Think peace education is easy? Not so fast
Some teachers are scared to death of peace education.
Sharon Ann Cook should know – she has worked with thousands of teachers and pre-service (student) teachers as a faculty member of the University of Ottawa’s Faculty of Education. Dr. Cook was the guest speaker at a recent meeting of peace groups and educators co-convened by PeaceQuest and The Ripple Effect Education.
Dr. Cook described the many challenges faced by teachers who want to teach about peace in classrooms. By tackling difficult subjects, they risk being charged with bias or unpatriotism because peace education has been “politicized.”
Ontario’s education system has been reworked in a neo-liberal model where once-valued peace education is practically non-existent in today’s curriculum, she added.
Teachers are also worried about the amount of preparation time required and the challenge of dealing with often distressing topics. Handled badly, the lesson could “blow-up” in the classroom, leaving students feeling hopeless, frustrated, and shut down.
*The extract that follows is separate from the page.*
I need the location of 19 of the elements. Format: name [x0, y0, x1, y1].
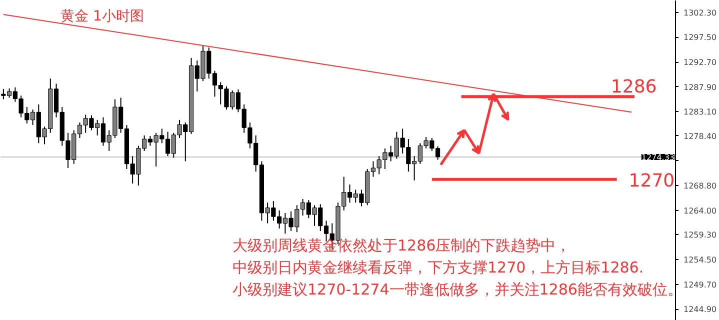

She shared lessons from her experience coordinating a global education teacher education program in a 2015 paper entitled, “Reflections of a Peace Educator: The Power and Challenges of Peace Education With Pre-Service Teachers.”
The potential for controversy described by Dr. Cook was illustrated this year by a teacher who was rebuked by parents and the Indian government itself for teaching about the Indian farmers protest in her Brampton classroom.
The way forward
Links with experts and NGO educators who are familiar with the topics and can confidently teach students in an age-appropriate manner is very important for teachers.
Even more, networks of like-minded teachers who can support peace and social justice-focussed colleagues are crucial to improving peace education pedagogy, and potentially handling parents and school officials if difficulties arise.
Dr. Cook commended the peace and social justice community of practice approach used by PeaceQuest and partners to support teachers. Members had many questions for Dr. Cook, and agreed to share her research widely.